1. 2O3(g)↔ 3O2(g) ; if 10.0g of O2 is at equilibrium with 7.50g of O3 calculate Kp if the total pressure is 1.10atm.

A. 2.94

B. 0.499

C. 0.339

^ I submitted this question already but the answer was wrong, I worked through it and still couldn't find one of these options. Suggestions?
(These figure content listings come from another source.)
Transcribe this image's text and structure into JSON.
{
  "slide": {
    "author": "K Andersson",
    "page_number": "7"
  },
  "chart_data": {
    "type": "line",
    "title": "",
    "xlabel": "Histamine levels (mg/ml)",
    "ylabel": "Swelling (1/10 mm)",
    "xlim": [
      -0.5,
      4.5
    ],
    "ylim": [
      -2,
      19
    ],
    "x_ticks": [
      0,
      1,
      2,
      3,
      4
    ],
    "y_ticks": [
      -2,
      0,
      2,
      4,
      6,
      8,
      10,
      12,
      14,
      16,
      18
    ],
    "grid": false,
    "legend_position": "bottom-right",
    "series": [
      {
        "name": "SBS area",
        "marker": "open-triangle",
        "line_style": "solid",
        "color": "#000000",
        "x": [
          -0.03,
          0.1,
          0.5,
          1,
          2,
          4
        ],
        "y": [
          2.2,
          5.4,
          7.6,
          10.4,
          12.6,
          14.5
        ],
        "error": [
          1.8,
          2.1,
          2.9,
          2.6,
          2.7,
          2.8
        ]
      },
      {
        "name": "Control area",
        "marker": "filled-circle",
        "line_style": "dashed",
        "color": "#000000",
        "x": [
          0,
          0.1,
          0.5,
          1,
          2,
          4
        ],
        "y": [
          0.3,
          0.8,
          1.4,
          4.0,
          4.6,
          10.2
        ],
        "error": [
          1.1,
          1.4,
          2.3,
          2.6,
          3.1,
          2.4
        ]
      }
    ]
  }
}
2. For: N2(g) + O2(g) ↔ 2NO(g) 0.500M O2 and 0.750M N2 is allowed to reach equilibrium. Kc = 1.00 x 10-1. Calculate equilibrium concentration of N2

A. 0.667

B. 0.167

C. 0.083

*Hint from professor: Are the given concentrations equilibrium concentrations or initial? Please read carefully.* Please show how to set up given the hint.

Answer 1

1.

The molar masses of O2 and O3 are 32 g/mol and 48 g/mol respectively.
The number of moles are obtained by dividing mass with molar mass.
The number of moles of $O2 = \dfrac {10.0}{32} = 0.3125$
The number of moles of $O3 = \dfrac {7.50}{48} = 0.15625$
The mole fraction of O2 $= \dfrac {0.3125}{0.3125 + 0.15625} = 0.667.$
The mole fraction of O3 = 1- 0.667 = 0.334
The partial pressure of O2 $= 0.667 \times 1.10 = 0.733$ atm
The partial pressure of O3 $= 0.334 \times 1.10 = 0.366$ atm
$K_p = \dfrac {P^3_{O2}}{P^2_{O3}} = \dfrac {(0.733)^3}{(0.366)^2}= 2.94$
Hence, the option (A) is the answer.